Ne demişler; şaka, kalbe ilaç kadar faydalıdır!
-Siz toplumsal gerçekçi misiniz, nesiniz?
-Hayır, biz satirik bir dil kullanmaya aşina olmuş kimseleriz.
-Kesinlikle sıra dışı ve eğlenceli değilsiniz.
-Biz sadece hayatı ciddiye almıyoruz, gülmeyi de ciddiye alıyoruz.
-Bu ciddiye alma işi sizi özgürleştiriyor mu?
-Özgürleşmeye değil, insan olmaya özlemimiz…
-İktidar sınırlarını alt üst edebiliyor musunuz bakalım?
-Yaşamın baskı ve korkusu yanında iktidar da nedir?
-Göçebe bir toplum olduğumuz için mi yerleşik mizah kültürümüz yok?

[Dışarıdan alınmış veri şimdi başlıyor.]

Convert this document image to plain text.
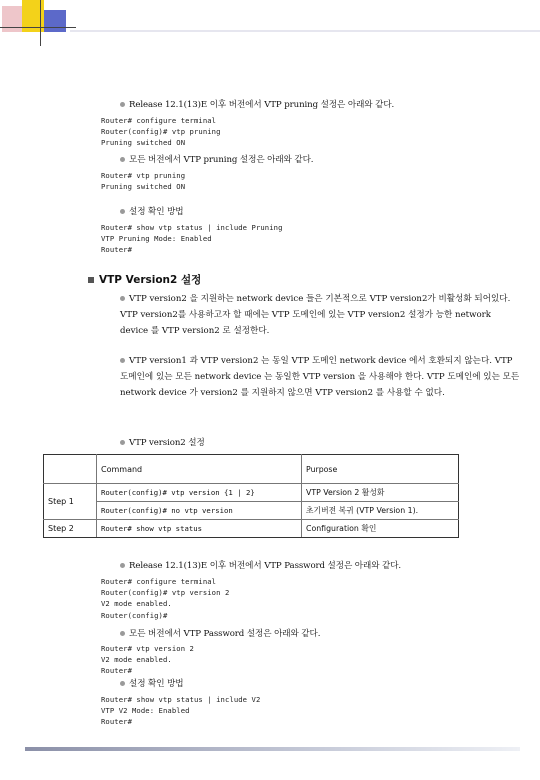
Release 12.1(13)E 이후 버전에서 VTP pruning 설정은 아래와 같다.
Router# configure terminal
Router(config)# vtp pruning
Pruning switched ON
모든 버전에서 VTP pruning 설정은 아래와 같다.
Router# vtp pruning
Pruning switched ON
설정 확인 방법
Router# show vtp status | include Pruning
VTP Pruning Mode: Enabled
Router#
VTP Version2 설정
VTP version2 을 지원하는 network device 들은 기본적으로 VTP version2가 비활성화 되어있다. VTP version2를 사용하고자 할 때에는 VTP 도메인에 있는 VTP version2 설정가 능한 network device 를 VTP version2 로 설정한다.
VTP version1 과 VTP version2 는 동일 VTP 도메인 network device 에서 호환되지 않는다. VTP 도메인에 있는 모든 network device 는 동일한 VTP version 을 사용해야 한다. VTP 도메인에 있는 모든 network device 가 version2 를 지원하지 않으면 VTP version2 를 사용할 수 없다.
VTP version2 설정
	Command	Purpose
Step 1	Router(config)# vtp version {1 | 2}	VTP Version 2 활성화
	Router(config)# no vtp version	초기버전 복귀 (VTP Version 1).
Step 2	Router# show vtp status	Configuration 확인
Release 12.1(13)E 이후 버전에서 VTP Password 설정은 아래와 같다.
Router# configure terminal
Router(config)# vtp version 2
V2 mode enabled.
Router(config)#
모든 버전에서 VTP Password 설정은 아래와 같다.
Router# vtp version 2
V2 mode enabled.
Router#
설정 확인 방법
Router# show vtp status | include V2
VTP V2 Mode: Enabled
Router#
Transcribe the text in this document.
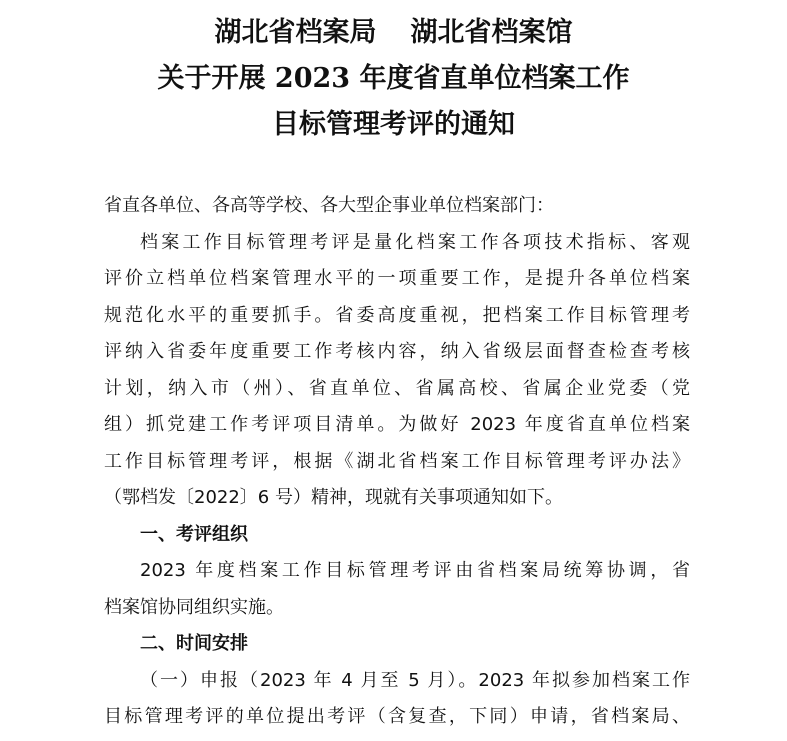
湖北省档案局 湖北省档案馆
关于开展 2023 年度省直单位档案工作
目标管理考评的通知
省直各单位、各高等学校、各大型企事业单位档案部门：
档案工作目标管理考评是量化档案工作各项技术指标、客观
评价立档单位档案管理水平的一项重要工作，是提升各单位档案
规范化水平的重要抓手。省委高度重视，把档案工作目标管理考
评纳入省委年度重要工作考核内容，纳入省级层面督查检查考核
计划，纳入市（州）、省直单位、省属高校、省属企业党委（党
组）抓党建工作考评项目清单。为做好 2023 年度省直单位档案
工作目标管理考评，根据《湖北省档案工作目标管理考评办法》
（鄂档发〔2022〕6 号）精神，现就有关事项通知如下。
一、考评组织
2023 年度档案工作目标管理考评由省档案局统筹协调，省
档案馆协同组织实施。
二、时间安排
（一）申报（2023 年 4 月至 5 月）。2023 年拟参加档案工作
目标管理考评的单位提出考评（含复查，下同）申请，省档案局、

-Bizler Asya tipi üretim tarzı ile mizah yetiştireceğiz.
-Peki siz neye muhalifsiniz?
-Dayatılan muhalif olma fikrine muhalif sınıfsız ve kaynaşmış birileriyiz.
-Düşündürürken eğlendiriyor musunuz?
-Yoktur bizde öyle hicivden mülhem ustalık.
-Ya ince alay, espri, hoşnut etme milleti?
-Bahsettiğiniz ise mizah anestezisi.
-Ne tür eleştiriler alıyorsunuz diyeyim?
-Aklı başında, ölçülü ve dengeli olma eğrisi, diyebilirim ki, bizi bu eğri mahvetti…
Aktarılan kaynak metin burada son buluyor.